Currently (January 2016), you can only book a casa particular through Airbnb from the USA (not even from Cuba itself). Payment has to be made with a US-based method as well. The process however, is not as simple as with any other places they offer listings in. In fact you're not really supposed to book there unless you're a "licensed US traveler", but you still can ;)

Here are some important tips after having to figure all this myself -- which would've been hard without writing/speaking Spanish, I recon. The truth is either in Spanish or English, the info. about this topic is extremely lacking out there... UNTIL NOW

Or are they?



In Cuba you can't just put your house up for Airbnb! Only government permitted bed-n-breakfast (arrendador divisa, see right figure) didn't help create a new market it Cuba like in other parts of the world, it just helps people in the US (for now) find these places without having to pay an expensive guide on-the-ground to plan the entire trip. Go DIY!


  • Don't believe the pricing. Most of the times it's wrong (not always). If it seems too cheap, it's because the owner is probably only listing the price per room, regardless of how many people and rooms you're trying to fit in the house..
    Whether this is because they are unfamiliar with all-things-internet or as a deceptive marketing tactic, the fact is it's currently the norm and you have to always ask for a final quote as loud and clear as possible.
    Additionally, the price in USD you pay for the room will probably be 10% higher than what the owner is advertising, because they are charged 10 or 20% to convert USD into Cuban currency.

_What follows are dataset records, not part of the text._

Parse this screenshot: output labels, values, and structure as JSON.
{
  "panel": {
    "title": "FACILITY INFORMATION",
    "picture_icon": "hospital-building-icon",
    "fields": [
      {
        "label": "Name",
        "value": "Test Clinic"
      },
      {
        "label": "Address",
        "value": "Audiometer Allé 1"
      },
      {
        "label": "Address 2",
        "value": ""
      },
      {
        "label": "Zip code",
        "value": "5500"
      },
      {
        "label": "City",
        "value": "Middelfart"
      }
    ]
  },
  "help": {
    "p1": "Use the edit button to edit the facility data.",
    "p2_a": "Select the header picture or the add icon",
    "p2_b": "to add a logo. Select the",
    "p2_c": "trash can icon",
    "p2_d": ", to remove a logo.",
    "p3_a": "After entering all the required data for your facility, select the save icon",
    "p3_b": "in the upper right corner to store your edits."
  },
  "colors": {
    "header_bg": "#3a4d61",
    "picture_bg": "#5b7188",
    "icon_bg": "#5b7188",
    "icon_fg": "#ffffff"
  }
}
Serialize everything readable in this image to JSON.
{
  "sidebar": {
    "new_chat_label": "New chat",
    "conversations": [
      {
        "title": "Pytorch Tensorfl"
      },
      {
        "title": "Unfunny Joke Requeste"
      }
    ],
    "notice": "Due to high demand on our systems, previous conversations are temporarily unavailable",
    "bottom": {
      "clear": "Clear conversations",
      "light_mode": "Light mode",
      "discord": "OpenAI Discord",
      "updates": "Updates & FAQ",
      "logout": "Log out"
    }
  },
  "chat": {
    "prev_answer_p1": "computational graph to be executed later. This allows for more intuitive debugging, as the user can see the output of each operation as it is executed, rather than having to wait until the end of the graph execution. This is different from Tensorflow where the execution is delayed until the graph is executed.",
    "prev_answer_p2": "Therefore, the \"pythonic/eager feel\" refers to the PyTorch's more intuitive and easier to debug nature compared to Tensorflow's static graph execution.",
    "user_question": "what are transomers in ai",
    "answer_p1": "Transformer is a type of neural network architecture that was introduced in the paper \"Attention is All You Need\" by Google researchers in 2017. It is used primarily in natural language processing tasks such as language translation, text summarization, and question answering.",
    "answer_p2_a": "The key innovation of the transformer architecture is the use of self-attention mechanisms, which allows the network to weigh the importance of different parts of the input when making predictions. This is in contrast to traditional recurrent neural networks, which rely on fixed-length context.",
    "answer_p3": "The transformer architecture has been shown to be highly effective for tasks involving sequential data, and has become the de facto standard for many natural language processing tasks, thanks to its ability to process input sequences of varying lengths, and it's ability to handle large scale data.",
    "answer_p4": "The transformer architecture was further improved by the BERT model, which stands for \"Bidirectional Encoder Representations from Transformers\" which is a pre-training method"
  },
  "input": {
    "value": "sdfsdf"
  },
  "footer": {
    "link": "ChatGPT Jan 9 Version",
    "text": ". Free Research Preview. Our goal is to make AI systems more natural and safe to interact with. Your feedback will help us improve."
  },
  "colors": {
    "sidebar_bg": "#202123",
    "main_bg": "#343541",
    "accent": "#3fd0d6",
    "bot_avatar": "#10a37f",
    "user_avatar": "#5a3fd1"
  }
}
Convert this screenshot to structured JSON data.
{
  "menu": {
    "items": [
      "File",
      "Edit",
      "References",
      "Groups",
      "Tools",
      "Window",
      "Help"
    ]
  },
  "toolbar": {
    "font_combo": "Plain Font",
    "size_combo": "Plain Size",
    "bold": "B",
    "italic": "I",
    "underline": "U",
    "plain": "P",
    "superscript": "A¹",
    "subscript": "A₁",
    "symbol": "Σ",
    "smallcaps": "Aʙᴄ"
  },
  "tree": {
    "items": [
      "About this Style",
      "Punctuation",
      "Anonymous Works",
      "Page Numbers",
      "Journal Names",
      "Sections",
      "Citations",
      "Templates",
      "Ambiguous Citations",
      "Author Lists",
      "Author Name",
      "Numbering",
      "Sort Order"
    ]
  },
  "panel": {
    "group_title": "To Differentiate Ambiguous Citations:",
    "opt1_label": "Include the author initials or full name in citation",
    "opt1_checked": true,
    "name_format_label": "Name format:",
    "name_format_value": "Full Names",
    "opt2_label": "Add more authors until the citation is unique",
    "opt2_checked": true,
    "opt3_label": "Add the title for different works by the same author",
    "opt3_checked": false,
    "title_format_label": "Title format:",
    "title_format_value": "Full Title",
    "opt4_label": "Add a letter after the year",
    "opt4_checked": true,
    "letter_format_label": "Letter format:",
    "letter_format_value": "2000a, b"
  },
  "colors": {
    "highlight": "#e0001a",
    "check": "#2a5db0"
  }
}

In the end this all means you'll still owe them a balance in CUC for any rooms after the first. Make sure you have an understanding in advance.

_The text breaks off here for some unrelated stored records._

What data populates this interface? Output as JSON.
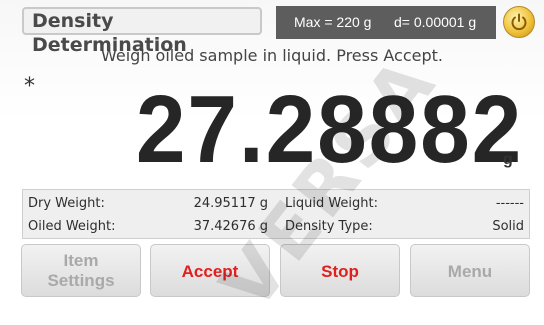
{
  "header": {
    "title": "Density Determination",
    "capacity_max": "Max = 220 g",
    "capacity_d": "d= 0.00001 g",
    "power_icon": "power-icon"
  },
  "main": {
    "instruction": "Weigh oiled sample in liquid. Press Accept.",
    "stable_marker": "*",
    "reading": "27.28882",
    "unit": "g"
  },
  "info": {
    "dry_weight_label": "Dry Weight:",
    "dry_weight_value": "24.95117 g",
    "oiled_weight_label": "Oiled Weight:",
    "oiled_weight_value": "37.42676 g",
    "liquid_weight_label": "Liquid Weight:",
    "liquid_weight_value": "------",
    "density_type_label": "Density Type:",
    "density_type_value": "Solid"
  },
  "buttons": {
    "item_settings_line1": "Item",
    "item_settings_line2": "Settings",
    "accept": "Accept",
    "stop": "Stop",
    "menu": "Menu"
  },
  "watermark": "VERSA",
  "colors": {
    "accent_red": "#e0201e",
    "header_bar": "#5d5d5d",
    "power_gold": "#f0c23a"
  }
}
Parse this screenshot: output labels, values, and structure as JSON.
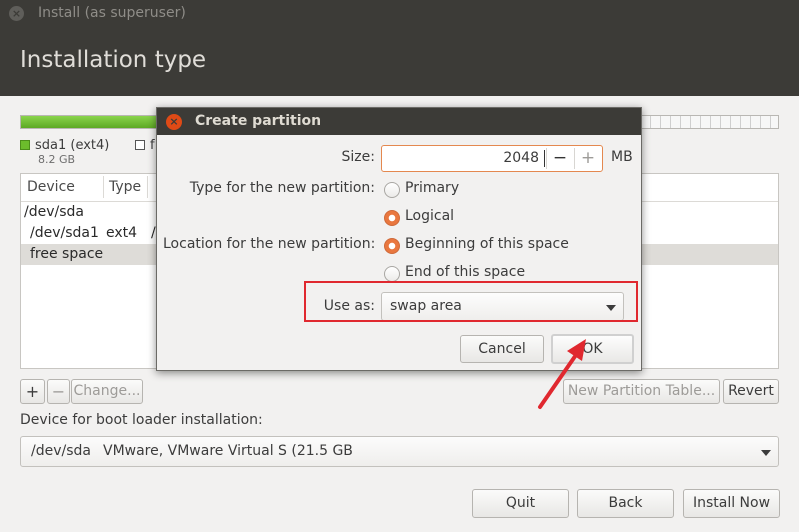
{
  "window": {
    "title": "Install (as superuser)",
    "close_glyph": "×"
  },
  "page": {
    "title": "Installation type"
  },
  "disk_usage": {
    "used_fraction": 0.41,
    "used_color": "#6cbd2c",
    "partitions": [
      {
        "name": "sda1 (ext4)",
        "size": "8.2 GB",
        "color": "#6cbd2c"
      },
      {
        "name": "f",
        "size": "",
        "color": "#ffffff"
      }
    ]
  },
  "table": {
    "headers": [
      "Device",
      "Type",
      ""
    ],
    "rows": [
      {
        "device": "/dev/sda",
        "type": "",
        "mount": ""
      },
      {
        "device": "/dev/sda1",
        "type": "ext4",
        "mount": "/"
      },
      {
        "device": "free space",
        "type": "",
        "mount": ""
      }
    ],
    "selected_row": 2
  },
  "table_actions": {
    "add": "+",
    "remove": "−",
    "change": "Change...",
    "new_table": "New Partition Table...",
    "revert": "Revert"
  },
  "boot_loader": {
    "label": "Device for boot loader installation:",
    "device": "/dev/sda",
    "description": "VMware, VMware Virtual S (21.5 GB"
  },
  "footer": {
    "quit": "Quit",
    "back": "Back",
    "install": "Install Now"
  },
  "dialog": {
    "title": "Create partition",
    "close_glyph": "×",
    "size_label": "Size:",
    "size_value": "2048",
    "size_unit": "MB",
    "stepper_minus": "−",
    "stepper_plus": "+",
    "type_label": "Type for the new partition:",
    "type_options": [
      "Primary",
      "Logical"
    ],
    "type_selected": "Logical",
    "location_label": "Location for the new partition:",
    "location_options": [
      "Beginning of this space",
      "End of this space"
    ],
    "location_selected": "Beginning of this space",
    "use_as_label": "Use as:",
    "use_as_value": "swap area",
    "cancel": "Cancel",
    "ok": "OK"
  },
  "annotation": {
    "color": "#e0282f"
  },
  "colors": {
    "accent": "#e9773f",
    "titlebar": "#3c3b37",
    "window_bg": "#f2f1f0"
  }
}
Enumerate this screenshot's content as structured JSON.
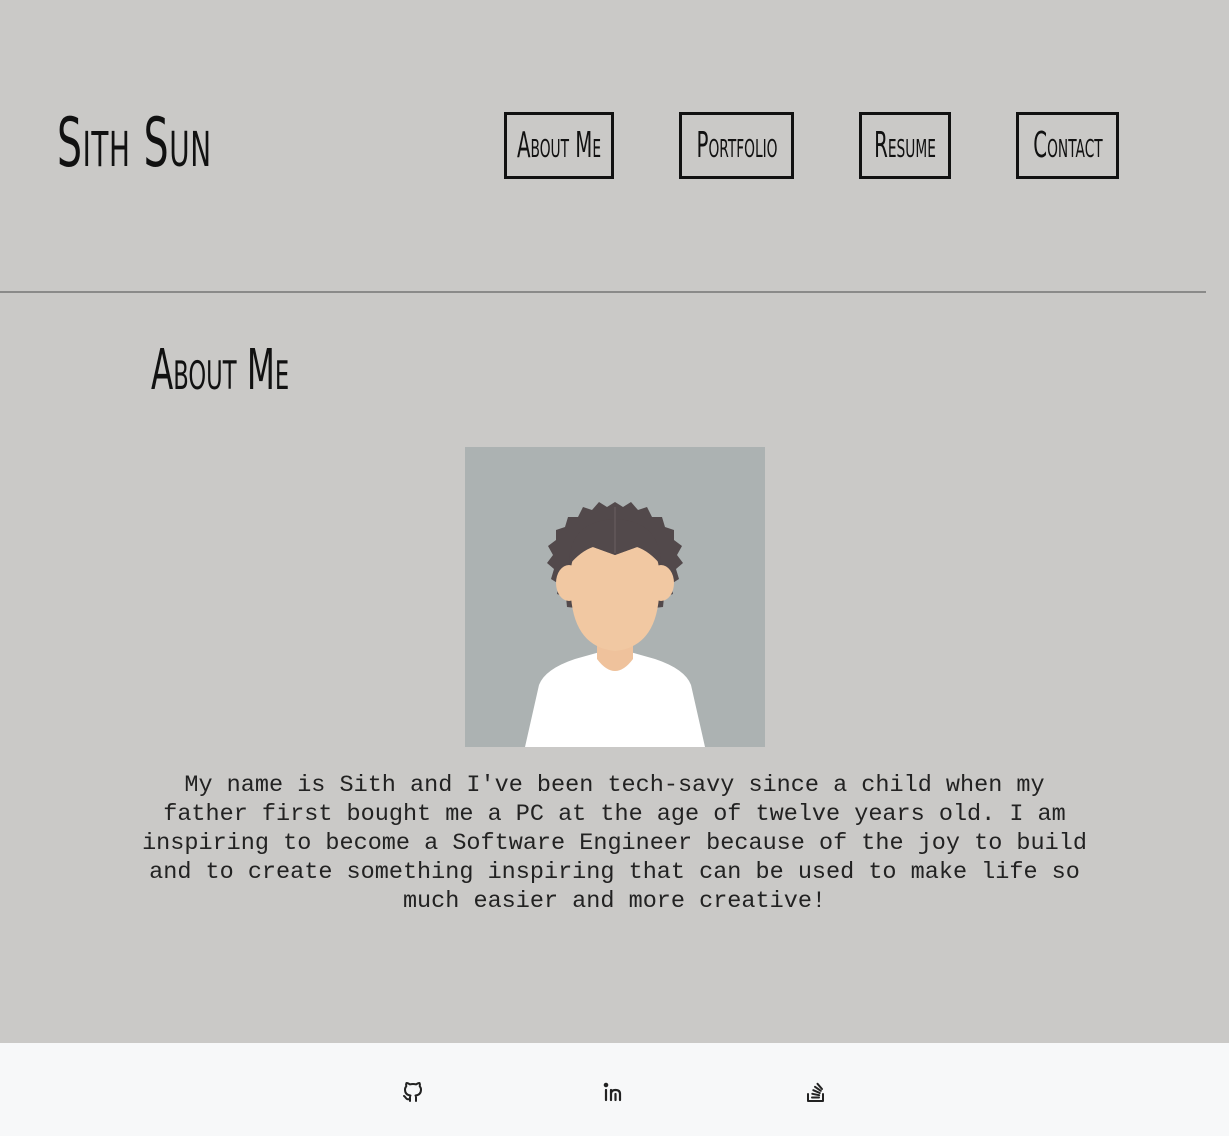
{
  "header": {
    "site_title": "Sith Sun",
    "nav": [
      {
        "label": "About Me"
      },
      {
        "label": "Portfolio"
      },
      {
        "label": "Resume"
      },
      {
        "label": "Contact"
      }
    ]
  },
  "main": {
    "section_title": "About Me",
    "avatar": {
      "icon": "avatar-illustration",
      "background_color": "#acb2b2",
      "hair_color": "#52494b",
      "skin_color": "#f1c8a2",
      "shirt_color": "#ffffff"
    },
    "bio": "My name is Sith and I've been tech-savy since a child when my father first bought me a PC at the age of twelve years old. I am inspiring to become a Software Engineer because of the joy to build and to create something inspiring that can be used to make life so much easier and more creative!"
  },
  "footer": {
    "links": [
      {
        "icon": "github-icon"
      },
      {
        "icon": "linkedin-icon"
      },
      {
        "icon": "stackoverflow-icon"
      }
    ]
  },
  "colors": {
    "page_background": "#cac9c7",
    "footer_background": "#f7f8f9",
    "text": "#111111",
    "divider": "#8a8a89"
  }
}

  • Availability isn't up to date. You really need to ask if the place is available and receive a response before trying to book squat. This means don't ever use "Instant booking" for Cuban listings.
    Keep in mind the owners have these listings in many other places and they aren't necessarily professionals of the hospitality industry... They also seem to be very laid back people, who don't operate at New York City speeds.

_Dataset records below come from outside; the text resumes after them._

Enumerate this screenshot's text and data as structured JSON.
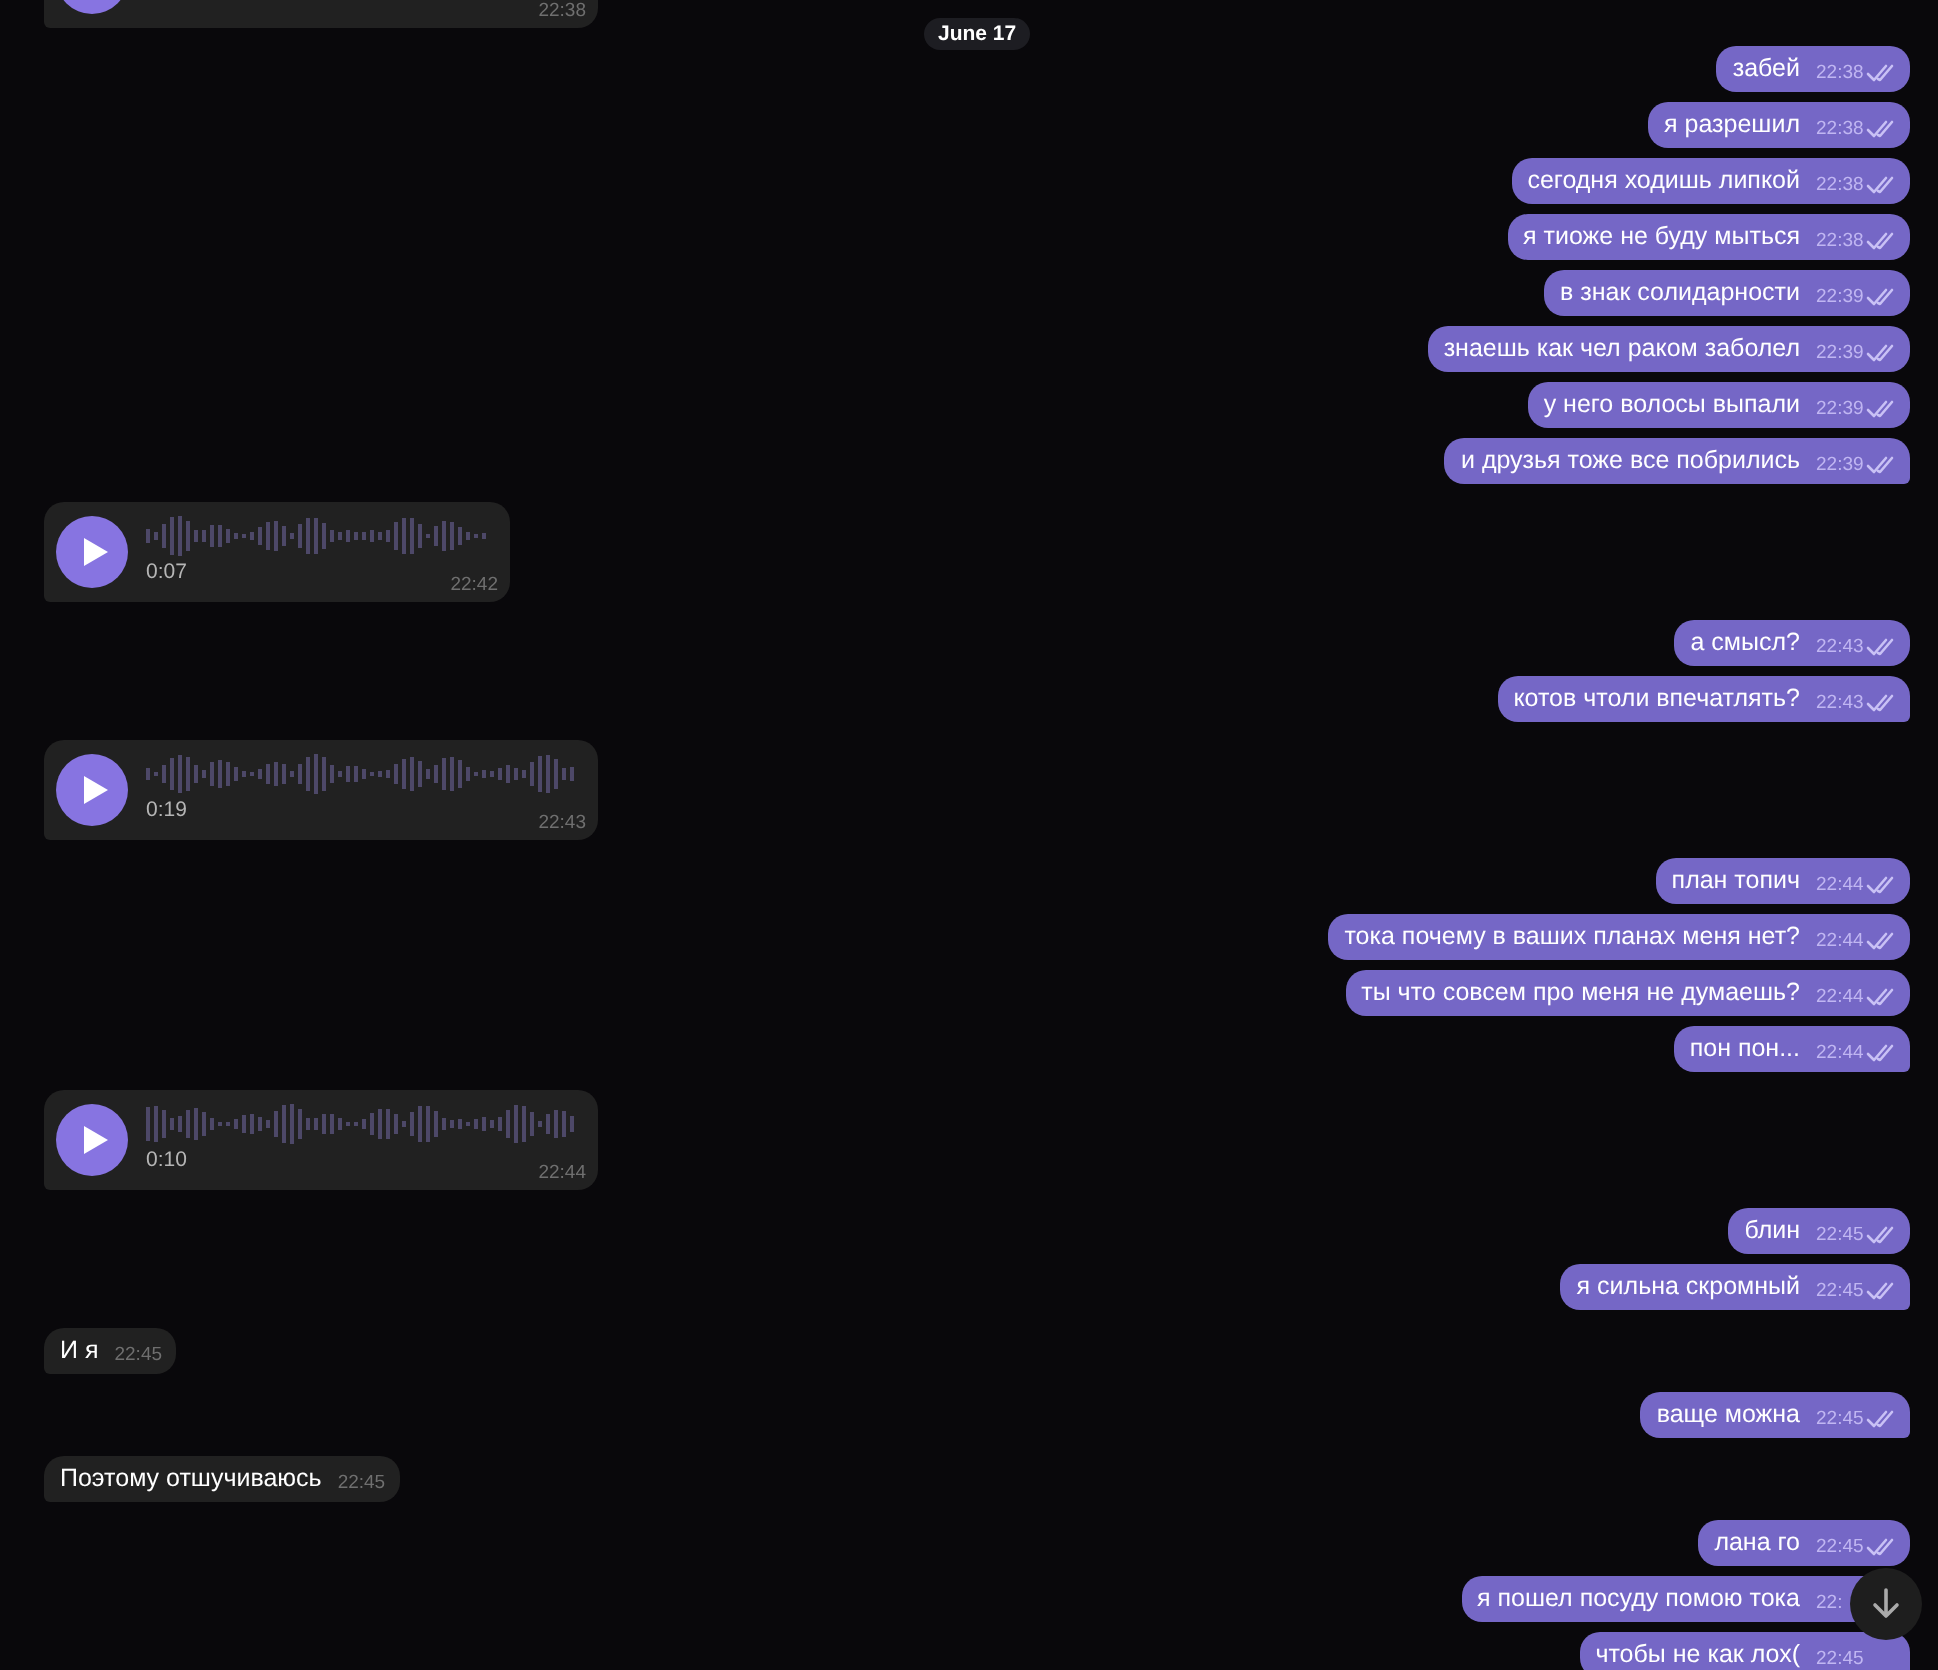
{
  "date_pill": "June 17",
  "messages": [
    {
      "kind": "voice",
      "outgoing": false,
      "time": "22:38"
    },
    {
      "kind": "text",
      "outgoing": true,
      "text": "забей",
      "time": "22:38",
      "read": true
    },
    {
      "kind": "text",
      "outgoing": true,
      "text": "я разрешил",
      "time": "22:38",
      "read": true
    },
    {
      "kind": "text",
      "outgoing": true,
      "text": "сегодня ходишь липкой",
      "time": "22:38",
      "read": true
    },
    {
      "kind": "text",
      "outgoing": true,
      "text": "я тиоже не буду мыться",
      "time": "22:38",
      "read": true
    },
    {
      "kind": "text",
      "outgoing": true,
      "text": "в знак солидарности",
      "time": "22:39",
      "read": true
    },
    {
      "kind": "text",
      "outgoing": true,
      "text": "знаешь как чел раком заболел",
      "time": "22:39",
      "read": true
    },
    {
      "kind": "text",
      "outgoing": true,
      "text": "у него волосы выпали",
      "time": "22:39",
      "read": true
    },
    {
      "kind": "text",
      "outgoing": true,
      "text": "и друзья тоже все побрились",
      "time": "22:39",
      "read": true
    },
    {
      "kind": "voice",
      "outgoing": false,
      "duration": "0:07",
      "time": "22:42"
    },
    {
      "kind": "text",
      "outgoing": true,
      "text": "а смысл?",
      "time": "22:43",
      "read": true
    },
    {
      "kind": "text",
      "outgoing": true,
      "text": "котов чтоли впечатлять?",
      "time": "22:43",
      "read": true
    },
    {
      "kind": "voice",
      "outgoing": false,
      "duration": "0:19",
      "time": "22:43"
    },
    {
      "kind": "text",
      "outgoing": true,
      "text": "план топич",
      "time": "22:44",
      "read": true
    },
    {
      "kind": "text",
      "outgoing": true,
      "text": "тока почему в ваших планах меня нет?",
      "time": "22:44",
      "read": true
    },
    {
      "kind": "text",
      "outgoing": true,
      "text": "ты что совсем про меня не думаешь?",
      "time": "22:44",
      "read": true
    },
    {
      "kind": "text",
      "outgoing": true,
      "text": "пон пон...",
      "time": "22:44",
      "read": true
    },
    {
      "kind": "voice",
      "outgoing": false,
      "duration": "0:10",
      "time": "22:44"
    },
    {
      "kind": "text",
      "outgoing": true,
      "text": "блин",
      "time": "22:45",
      "read": true
    },
    {
      "kind": "text",
      "outgoing": true,
      "text": "я сильна скромный",
      "time": "22:45",
      "read": true
    },
    {
      "kind": "text",
      "outgoing": false,
      "text": "И я",
      "time": "22:45"
    },
    {
      "kind": "text",
      "outgoing": true,
      "text": "ваще можна",
      "time": "22:45",
      "read": true
    },
    {
      "kind": "text",
      "outgoing": false,
      "text": "Поэтому отшучиваюсь",
      "time": "22:45"
    },
    {
      "kind": "text",
      "outgoing": true,
      "text": "лана го",
      "time": "22:45",
      "read": true
    },
    {
      "kind": "text",
      "outgoing": true,
      "text": "я пошел посуду помою тока",
      "time": "22:"
    },
    {
      "kind": "text",
      "outgoing": true,
      "text": "чтобы не как лох(",
      "time": "22:45"
    }
  ]
}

  • Do I need to be a US Citizen? Nah. But Airbnb required that you check the "I'm subject to US laws" and select a purpose for your visit in the check-out page. It lets you, however, give any country you like in your address. It will also ask for the email address of all the guests so they can get the same info from them (purpose of visit and address) and the booking won't be sent to the owner until everyone replies... Annoying.
  • Escape Airbnb? Some times owners will suggest you can find them via email or some other website and creatively circumvent Airbnb's filters for sharing contact info. This is a delicate topic because if you're not sure what you're doing, you may very well get scammed. But then again, actually booking through Airbnb is more expensive and doesn't even cover the entire price so the rest of the money may still get you into a misunderstanding once you're there so... I see both options as comparable risks.
Hope that's useful for anyone out there! I know I looked up this Cuban Airbnb experience before and found nothing so, there ya go. Fasten those seat belts!